Çevre-Hayat

'Biz kalpten doğan çocuklarız'

Yaklaşık 14 yıldır koruyucu ailesiyle birlikte yaşamını sürdüren Merve (16), koruyucu aile olmaktan korkulmaması gerektiğini belirterek, "Biz kalpten doğan çocuklarız. Önemli olan kimin doğurduğu değil kimin büyüttüğü." dedi.

'Biz kalpten doğan çocuklarız'
20-03-2018 15:32

ANKARA - Burcu Çalık

Ankara'da yaşayan ve iki oğulları bulunan Ethem-Selma Tunalı çifti, yaklaşık 15 yıl önce Aile ve Sosyal Politikalar Bakanlığına bağlı kuruluşlarda bakılan bir çocuğun da koruyucu ailesi olmaya karar verdi. Kuruluşa yaptıkları ziyarette o dönem henüz 3 yaşında olan Merve'yle tanışan Tunalı ailesi, ilk görüşte bağlandıkları kızlarından 14 yıldır bir an olsun ayrılmadı.
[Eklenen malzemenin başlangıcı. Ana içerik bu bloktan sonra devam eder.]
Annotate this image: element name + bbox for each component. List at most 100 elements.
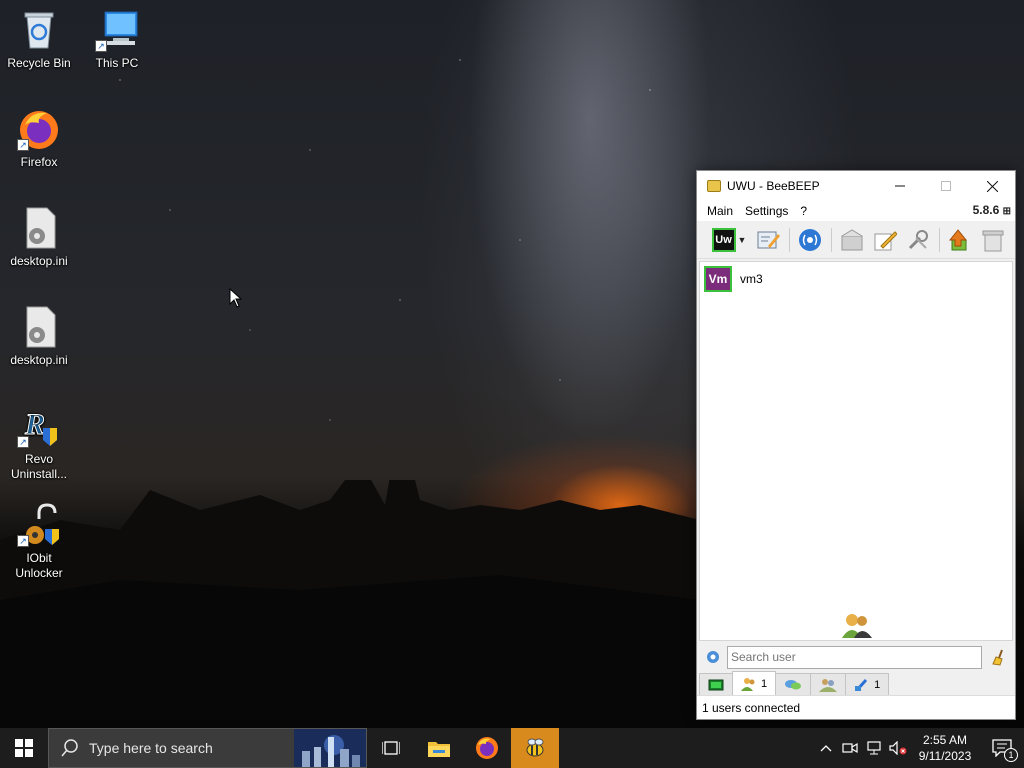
desktop-icon-this-pc[interactable]: ↗ This PC [79,8,155,71]
broom-clear-icon[interactable] [990,648,1008,666]
edit-profile-button[interactable] [754,226,782,254]
menu-help[interactable]: ? [794,204,813,218]
update-button[interactable] [946,226,974,254]
file-share-icon [855,678,868,691]
beebeep-app-icon [707,180,721,192]
desktop-icon-label: desktop.ini [10,353,68,367]
toolbar-separator [831,227,832,252]
envelope-icon [841,228,863,250]
revo-uninstaller-icon: R ↗ [17,404,61,448]
gear-icon[interactable] [705,649,721,665]
system-tray: 2:55 AM 9/11/2023 1 [814,728,1024,768]
status-button[interactable]: Uw ▼ [709,226,749,254]
menu-main[interactable]: Main [701,204,739,218]
clock-date: 9/11/2023 [918,749,972,763]
minimize-button[interactable] [877,171,923,201]
notification-badge: 1 [1004,748,1018,762]
pencil-note-icon [874,230,897,250]
mouse-cursor-icon [229,288,243,308]
desktop-icon-desktop-ini-1[interactable]: desktop.ini [1,206,77,269]
show-hidden-icons-button[interactable] [814,744,838,752]
desktop-icon-label: Revo Uninstall... [10,452,68,481]
main-toolbar: Uw ▼ [697,221,1015,259]
desktop-icon-desktop-ini-2[interactable]: desktop.ini [1,305,77,368]
menu-settings[interactable]: Settings [739,204,794,218]
version-number: 5.8.6 [972,203,1000,217]
action-center-button[interactable]: 1 [980,728,1024,768]
maximize-button[interactable] [923,171,969,201]
monitor-icon [708,679,724,690]
recycle-bin-icon [17,8,61,52]
shortcut-arrow-icon: ↗ [17,436,29,448]
desktop-icon-recycle-bin[interactable]: Recycle Bin [1,8,77,71]
list-item[interactable]: Vm vm3 [700,262,1012,296]
firefox-taskbar-button[interactable] [463,728,511,768]
chat-bubbles-icon [785,679,802,689]
desktop-icon-revo-uninstaller[interactable]: R ↗ Revo Uninstall... [1,404,77,482]
search-highlight-image-icon [294,729,366,767]
search-bar [699,643,1013,671]
taskbar: Type here to search 2:55 AM 9/11/2023 1 [0,728,1024,768]
desktop-icon-label: desktop.ini [10,254,68,268]
tab-home[interactable] [699,673,733,695]
tab-chats[interactable] [775,673,812,695]
search-icon [61,739,78,757]
chevron-down-icon: ▼ [737,234,747,245]
clear-button[interactable] [979,226,1007,254]
network-broadcast-icon [799,228,821,251]
shortcut-arrow-icon: ↗ [17,139,29,151]
maximize-icon [941,181,951,191]
settings-file-icon [17,206,61,250]
toolbar-separator [789,227,790,252]
tab-groups[interactable] [810,673,847,695]
toolbar-separator [939,227,940,252]
file-explorer-taskbar-button[interactable] [415,728,463,768]
tab-file-sharing[interactable]: 1 [845,673,890,695]
desktop-icon-firefox[interactable]: ↗ Firefox [1,107,77,170]
shortcut-arrow-icon: ↗ [17,535,29,547]
camera-icon [842,742,858,754]
volume-muted-icon [889,741,907,755]
window-title: UWU - BeeBEEP [727,179,820,193]
connection-status: 1 users connected [702,700,801,715]
windows-logo-icon [15,739,33,757]
meet-now-button[interactable] [838,741,862,755]
tab-users[interactable]: 1 [732,671,777,695]
edit-profile-icon [757,231,780,248]
shortcut-arrow-icon: ↗ [95,40,107,52]
users-icon [741,677,755,691]
windows-flag-icon: ⊞ [1002,206,1011,217]
bee-icon [526,738,544,757]
task-view-button[interactable] [367,728,415,768]
tab-count: 1 [874,678,881,691]
send-message-button[interactable] [838,226,866,254]
window-titlebar[interactable]: UWU - BeeBEEP [697,171,1015,201]
chevron-up-icon [820,745,832,752]
volume-tray-button[interactable] [886,741,910,755]
network-tray-button[interactable] [862,741,886,755]
close-icon [986,180,998,192]
settings-file-icon [17,305,61,349]
tools-button[interactable] [904,226,932,254]
desktop-icon-iobit-unlocker[interactable]: ↗ IObit Unlocker [1,503,77,581]
firefox-icon [476,737,498,759]
unlocker-icon: ↗ [17,503,61,547]
network-button[interactable] [796,226,824,254]
task-view-icon [382,741,400,755]
close-button[interactable] [969,171,1015,201]
user-list[interactable]: Vm vm3 [699,261,1013,641]
beebeep-taskbar-button[interactable] [511,728,559,768]
write-note-button[interactable] [871,226,899,254]
avatar: Vm [704,266,732,292]
search-user-input[interactable] [727,645,982,669]
start-button[interactable] [0,728,48,768]
taskbar-search-box[interactable]: Type here to search [48,728,367,768]
firefox-icon: ↗ [17,107,61,151]
status-badge: Uw [711,227,736,252]
desktop-icon-label: This PC [95,56,139,70]
group-icon [819,678,838,692]
folder-icon [428,742,450,757]
taskbar-clock[interactable]: 2:55 AM 9/11/2023 [910,732,980,764]
beebeep-window[interactable]: UWU - BeeBEEP Main Settings ? 5.8.6 ⊞ Uw… [696,170,1016,720]
menu-bar: Main Settings ? 5.8.6 ⊞ [697,201,1015,221]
Tunalı ailesi, yaşamlarında bambaşka bir dönemi başlatan koruyucu ailelik süreçlerini AA muhabirine anlattı.

Koruyucu aile olmaya daha evlenmeden karar verdiğini ve hatta eşiyle de bu şartla evlendiğini dile getiren anne Selma Tunalı, "Çocuklarım doğduktan sonra, emekliliğime yakın Merve'yle tanıştık. O bizim kızımız oldu, çok da iyi oldu." dedi.

Yeniden koruyucu aile olmaya hazırlanıyorlar

Tunalı, Merve'nin evlerine ilk gelişinde unutulmaz bir anı yaşadıklarını belirterek, "İlk önce bizimle olan uyumuna bakmak için geçici olarak vermişlerdi Merve'yi. O kadar çabuk uyum sağladı ki... Hatta 'Baba geldi' dediğimizde oradan erkek terliklerini alıp hemen babasının ayağına vermişti, inanamazsınız. Nasıl bildi bunu, bu nasıl bir duyguydu anlamayamadım. Hepimiz şoke olduk. Demek ki çocuklarda içgüdüsel olarak aile, baba, anne özlemi var." ifadelerini kullandı.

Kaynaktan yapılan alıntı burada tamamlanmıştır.